Il avait pris ses amis de court en annonçant sa candidature aux législatives du 30 septembre. Une surprise d’autant plus grande qu’il a conduit au succès la liste du Rassemblement démocratique du peuple camerounais (RDPC), au pouvoir, dans le Haut-Nkam, son département d’origine. Depuis son départ, en 2008, de la Chambre de commerce, d’industrie, des mines et de l’artisanat du Cameroun, Claude Juimo Siewe Monthé, président du groupe du même nom – l’un des plus grands acteurs privés du pays -, signe ainsi son retour sous le feu des projecteurs. Fils aîné de Luc Monthé, l’ancien premier adjoint au maire de Douala, cet industriel de 52 ans a longtemps préparé son entrée en politique.

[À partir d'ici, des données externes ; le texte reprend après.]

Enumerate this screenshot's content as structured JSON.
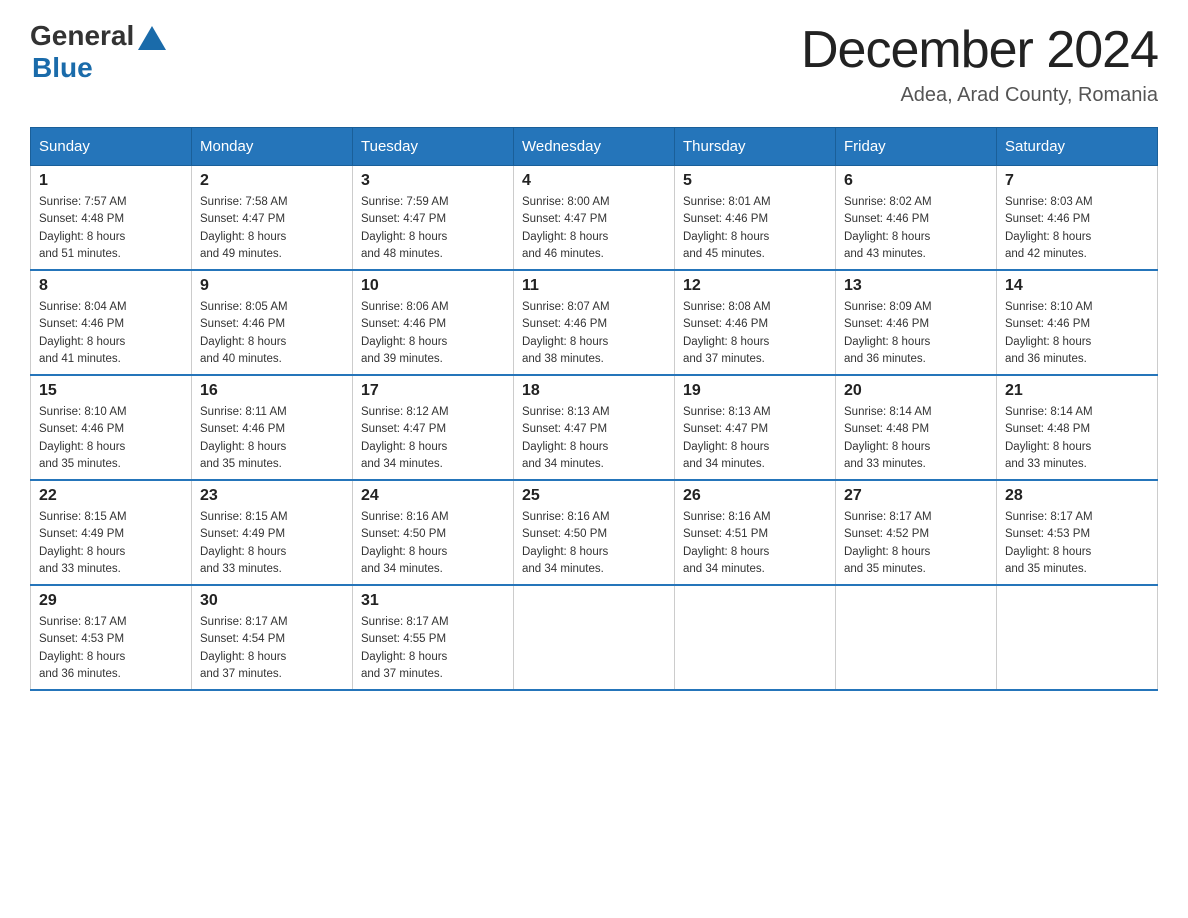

Militant actif du RDPC, il a été élu membre du comité central du parti de Paul Biya en 2011. Mais « il a toujours mené son action politique sans tintamarre à Douala et dans le Haut-Nkam », soutient l’un de ses proches. Car ce prince bana, discret, se tient à distance des médias. À leur égard, il suit la devise de Buckingham Palace : Never complain, never explain (« ne jamais se plaindre, ne jamais s’expliquer »), précise son entourage. Une attitude qu’il avait adoptée en 2006, lorsqu’une campagne médiatique avait largement fait état de sa présumée implication dans la défenestration d’un étudiant au Hilton de Yaoundé. Il s’avéra par la suite qu’il n’était nullement concerné par cette affaire.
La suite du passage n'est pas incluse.